The bloodstream isn't TPA's only home. Brain cells also make the enzyme, to promote the brain's key feature: plasticity, which enables new connections to form among neurons and allows the brain to formulate circuits dedicated to specific tasks—walking, talking or doing the times table. To make those connections, neurons have to send out long extensions, known as axons and dendrites, through a sugary extracellular matrix that cushions and supports brain cells and a network of tiny vessels called the microvasculature. As the brain constantly refines and prunes its neural circuits, TPA helps carve away space in the matrix.

During a stroke, TPA may first have a beneficial effect, dissolving clots. But within three hours, blood vessels in the brain become stressed and prone to leaking. After that, administering TPA intravenously further weakens those vulnerable vessels, allowing blood-borne TPA to seep out and make direct contact with brain tissue. The TPA also activates matrix metalloproteases (MMP), another family of protein-snipping molecules that fray the coating around blood vessels. A vicious cycle ensues as more TPA escapes the vessels to turn on more MMP. Still more TPA reaches the neurons, which it kills directly.

For the stroke treatments to improve, techniques are needed to circumvent or stem this chain of events. Many researchers are looking for combinations of drugs or technologies to extend the usefulness of TPA or other thrombolytics (clot busters), often by protecting neurons or exploiting the body's own therapeutic responses. For example, Berislav Zlokovic, working at the University of Rochester's Medical Center, has discovered that activated protein C (APC), a drug widely used to treat sepsis, shields neurons. In experiments described in Nature Medicine late last year, he found that APC turns on an antiapoptosis, or cell survival, pathway. When the two drugs are given together, APC effectively counters TPA's neurotoxicity in animals. Pending safety and efficacy studies in humans, a cocktail of the two might widen the treatment window for TPA with less collateral damage to the brain, Zlokovic suggests.

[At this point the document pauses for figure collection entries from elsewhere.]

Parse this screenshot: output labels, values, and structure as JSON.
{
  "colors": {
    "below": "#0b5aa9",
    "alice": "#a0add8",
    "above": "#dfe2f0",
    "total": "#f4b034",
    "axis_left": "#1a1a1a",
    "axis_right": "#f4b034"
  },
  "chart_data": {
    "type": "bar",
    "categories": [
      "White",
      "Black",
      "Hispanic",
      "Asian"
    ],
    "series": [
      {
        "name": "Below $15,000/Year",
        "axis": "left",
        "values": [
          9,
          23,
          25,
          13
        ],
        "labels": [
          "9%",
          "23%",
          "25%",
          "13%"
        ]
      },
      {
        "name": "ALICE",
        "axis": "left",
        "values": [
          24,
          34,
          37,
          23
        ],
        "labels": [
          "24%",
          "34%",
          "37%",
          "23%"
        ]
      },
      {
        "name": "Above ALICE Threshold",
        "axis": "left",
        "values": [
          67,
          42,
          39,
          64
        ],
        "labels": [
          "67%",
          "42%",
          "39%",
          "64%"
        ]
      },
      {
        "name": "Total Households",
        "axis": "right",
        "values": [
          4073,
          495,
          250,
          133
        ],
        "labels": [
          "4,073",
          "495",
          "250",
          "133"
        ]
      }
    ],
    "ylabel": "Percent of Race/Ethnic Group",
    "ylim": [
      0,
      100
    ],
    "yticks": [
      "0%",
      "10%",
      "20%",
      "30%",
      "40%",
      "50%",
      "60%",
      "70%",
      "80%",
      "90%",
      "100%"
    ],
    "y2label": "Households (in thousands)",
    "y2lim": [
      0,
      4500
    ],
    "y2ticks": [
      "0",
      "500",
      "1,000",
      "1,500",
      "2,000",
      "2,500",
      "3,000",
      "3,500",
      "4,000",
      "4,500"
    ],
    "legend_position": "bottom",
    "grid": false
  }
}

Both TPA and APC are already FDA-approved drugs and well understood in clinical practice.

A more surprising boost to TPA could come from ultrasound. Several years ago nurses observed that when ultrasound was used to monitor stroke patients while administering TPA, patients did better, says Andrei Alexandrov, then associate professor of neurology at the University of Texas at Houston Medical School and now at Barrow Neurological Institute in Phoenix. Alexandrov suspected that the energy emitted from the ultrasound agitates the clot, allowing TPA to penetrate deeper. To test this hypothesis, he compared 126 patients randomly assigned to receive ultrasound or a placebo following intravenous TPA. The results, published in The New England Journal of Medicine in late 2004, showed 49% of ultrasound patients either having their arteries reopened or achieving dramatic clinical recovery within two hours, compared with 30% of the patients in the control group.

Desmoteplase, a recombinant drug derived from the saliva of vampire bats, is a thrombolytic that could serve as an alternative to TPA. (The bat secretes the compound to keep its victim's blood from clotting while it feeds.) Now entering final clinical trials, Desmoteplase acts like TPA in chewing up a fibrin clot. But it's more powerful and more selective, so it doesn't affect the rest of the coagulation system.

Also nearing the end of the pipeline is NXY-059, or Cerovive—not a thrombolytic but it could potentially be used alone or in combination with TPA. Developed by AstraZeneca, Cerovive is in Phase III clinical trials. Designed to protect neurons until blood flow can be restored, Cerovive is thought to scavenge up free radicals—highly reactive, unstable atoms released after a stroke that can worsen injury to affected areas or trigger programmed cell suicide (apoptosis).